La Tradición de la Iglesia dice siempre que el Espíritu Santo es el alma de la Iglesia, el alma de este cuerpo, que es nuestra comunión, fruto (la misma comunión) del Espíritu Santo, como decimos en la liturgia.
Es decir, todo tenía como meta el que nosotros pudiéramos ser incorporados, ser introducidos en la vida divina y, al mismo tiempo, la vida divina ser introducida en nosotros, de forma que podamos vivir esta vida con sus luchas, con sus batallas, con sus dificultades, con las torpezas que brotan de nuestra limitación y de nuestra condición pecadora. Que podamos vivir todo eso con la certeza de un amor que nos renueva por dentro, nos recrea literalmente por dentro, nos da un nuevo «yo». Un nuevo «yo» en el que muchas de las divisiones que surgen de nosotros (o todas ellas) han quedado transformadas.
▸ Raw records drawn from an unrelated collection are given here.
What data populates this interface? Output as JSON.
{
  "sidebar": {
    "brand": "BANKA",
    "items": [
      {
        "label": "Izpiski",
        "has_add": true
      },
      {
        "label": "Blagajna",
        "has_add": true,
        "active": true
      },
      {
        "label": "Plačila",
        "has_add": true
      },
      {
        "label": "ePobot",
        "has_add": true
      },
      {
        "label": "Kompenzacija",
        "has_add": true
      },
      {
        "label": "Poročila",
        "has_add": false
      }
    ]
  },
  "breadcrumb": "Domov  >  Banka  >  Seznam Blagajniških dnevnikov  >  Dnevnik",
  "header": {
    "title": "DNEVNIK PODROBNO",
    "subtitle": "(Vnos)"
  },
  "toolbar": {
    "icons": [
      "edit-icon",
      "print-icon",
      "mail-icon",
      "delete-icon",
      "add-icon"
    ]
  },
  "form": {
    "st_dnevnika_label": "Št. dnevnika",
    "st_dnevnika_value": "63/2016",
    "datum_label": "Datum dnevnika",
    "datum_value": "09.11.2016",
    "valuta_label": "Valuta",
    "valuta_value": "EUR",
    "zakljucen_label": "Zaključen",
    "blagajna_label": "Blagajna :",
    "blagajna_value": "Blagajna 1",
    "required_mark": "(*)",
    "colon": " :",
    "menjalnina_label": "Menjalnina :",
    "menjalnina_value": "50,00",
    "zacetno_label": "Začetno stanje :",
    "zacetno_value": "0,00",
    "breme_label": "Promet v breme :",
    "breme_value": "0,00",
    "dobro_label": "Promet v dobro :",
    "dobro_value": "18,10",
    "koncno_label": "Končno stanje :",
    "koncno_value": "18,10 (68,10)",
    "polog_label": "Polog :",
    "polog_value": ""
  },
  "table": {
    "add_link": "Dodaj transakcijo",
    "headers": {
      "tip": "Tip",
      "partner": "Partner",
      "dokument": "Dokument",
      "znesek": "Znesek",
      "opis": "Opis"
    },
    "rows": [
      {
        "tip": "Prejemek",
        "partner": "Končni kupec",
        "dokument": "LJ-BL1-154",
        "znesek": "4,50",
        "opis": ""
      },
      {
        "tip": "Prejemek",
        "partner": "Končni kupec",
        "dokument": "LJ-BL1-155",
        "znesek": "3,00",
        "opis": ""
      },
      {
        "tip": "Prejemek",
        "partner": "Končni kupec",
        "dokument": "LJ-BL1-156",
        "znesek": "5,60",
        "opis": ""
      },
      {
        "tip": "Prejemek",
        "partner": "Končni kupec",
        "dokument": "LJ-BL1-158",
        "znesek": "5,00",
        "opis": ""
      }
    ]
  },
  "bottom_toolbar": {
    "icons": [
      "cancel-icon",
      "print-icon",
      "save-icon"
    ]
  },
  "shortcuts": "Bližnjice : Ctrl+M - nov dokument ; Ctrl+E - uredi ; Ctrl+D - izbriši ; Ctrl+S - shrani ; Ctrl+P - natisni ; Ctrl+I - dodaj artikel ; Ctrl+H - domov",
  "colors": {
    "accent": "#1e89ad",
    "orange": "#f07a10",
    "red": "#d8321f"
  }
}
San Pablo mencionará en alguna ocasión -y es un texto que yo he repetido muchas veces, al que hago referencia muchas veces y no me cansaré de hacerla- divisiones que eran fundamentales en el mundo antiguo: la división entre los griegos, que se sentían como los hombres cultos, y los bárbaros, que eran los hijos del desierto, los que no tenían civilización ni cultura; los judíos, que se sentían ellos herederos de las promesas y de la ley, y los gentiles, que eran esos malditos, que no conocen la ley, dice en alguna ocasión el Evangelio de San Juan; los libres, que eran los ciudadanos de pleno derecho, y los esclavos, que no tenían ningún derecho; el hombre, que era como el prototipo de lo humano, y la mujer, que era considerada en todas las culturas de la antigüedad como una cierta realidad inferior, como una cierta posesión del varón. Todas esas divisiones, San Pablo dice que ahora «somos todos uno en Cristo Jesús», han quedado rotas por la obra redentora de Cristo, que consiste justamente en la infusión del espíritu.
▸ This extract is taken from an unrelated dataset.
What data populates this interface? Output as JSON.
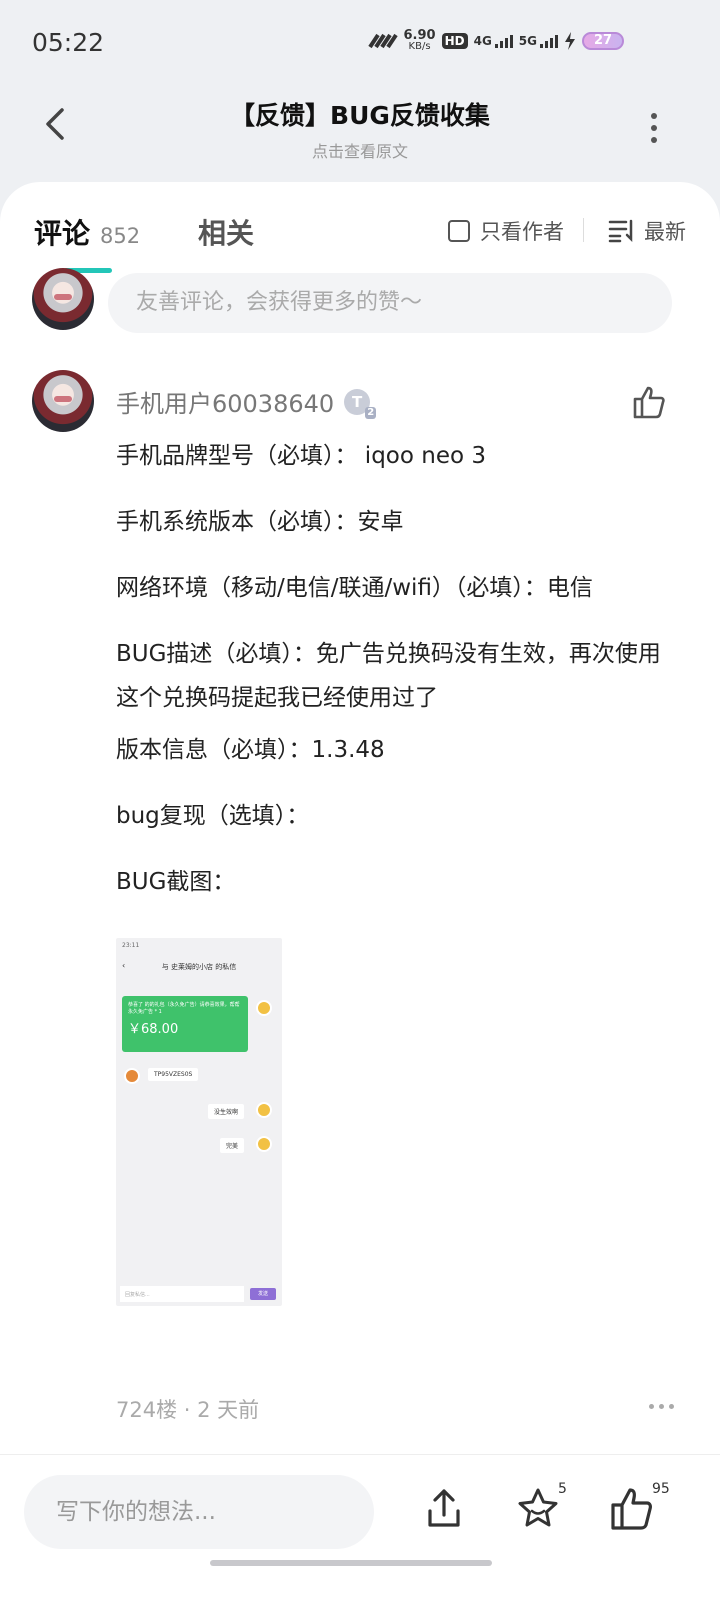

Si somos los unos miembros de los otros, si somos todos nosotros herederos de la vida eterna, si todos nosotros tenemos un nuevo «yo» que es el «yo» de Cristo, el «yo» de haber sido incorporados a Cristo, ese nuevo «yo» rompe todas esas divisiones, descubre que esas divisiones son obra del diablo, y otras que hemos ido creando los hombres a lo largo de los siglos porque el diablo, el que separa, no ha cesado de crear divisiones: los de mi nación y los de otras naciones, los forasteros, los extranjeros, eso también existía en el mundo pagano, eso también lo rompe Pentecostés.
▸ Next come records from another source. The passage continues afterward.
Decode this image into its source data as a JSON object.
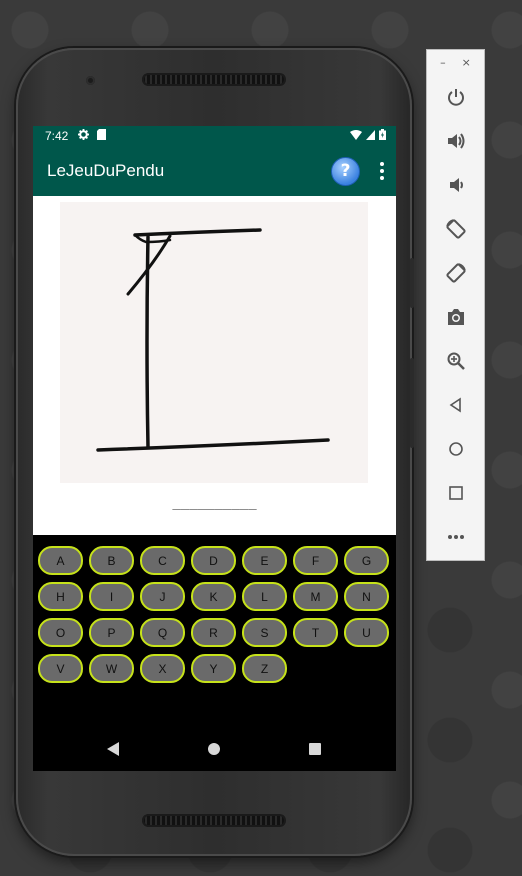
{
  "status_bar": {
    "time": "7:42"
  },
  "app_bar": {
    "title": "LeJeuDuPendu",
    "help_label": "?"
  },
  "game": {
    "word_display": "__________"
  },
  "keyboard": {
    "rows": [
      [
        "A",
        "B",
        "C",
        "D",
        "E",
        "F",
        "G"
      ],
      [
        "H",
        "I",
        "J",
        "K",
        "L",
        "M",
        "N"
      ],
      [
        "O",
        "P",
        "Q",
        "R",
        "S",
        "T",
        "U"
      ],
      [
        "V",
        "W",
        "X",
        "Y",
        "Z"
      ]
    ]
  },
  "emulator": {
    "minimize_label": "–",
    "close_label": "×",
    "tools": [
      "power-icon",
      "volume-up-icon",
      "volume-down-icon",
      "rotate-left-icon",
      "rotate-right-icon",
      "camera-icon",
      "zoom-icon",
      "back-icon",
      "home-icon",
      "overview-icon",
      "more-icon"
    ]
  },
  "colors": {
    "app_bar": "#00574b",
    "key_fill": "#6a6a6a",
    "key_border": "#c6e21a"
  }
}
En Pentecostés, en Jerusalén, dice el relato casi recorriendo como el mapa-mundi visto desde Jerusalén en aquel tiempo. Habitantes de todas las naciones de la tierra conocida en aquel momento o cercana a Jerusalén (cretenses, árabes, partos, medos, elamitas, habitantes de Roma, habitantes del Ponto, de Siria, de Cirene…). Todas esas divisiones, el hecho de que la nación sea determinante, también han dejado de ser determinante, cuando el don más grande que justifica nuestra vida es que somos hijos de Dios, y que participamos de la vida de Dios. Esa vida del Dios trino que es comunión de amor. Comunión de amor que anhela nuestro corazón, pero que no podríamos ni siquiera imaginarnos que pudiera ser algo accesible a nosotros, y que se nos ha revelado al revelarse Dios en Cristo como la forma de vida de Dios. Dios es comunión y entonces se entiende que nosotros estemos hechos para el amor.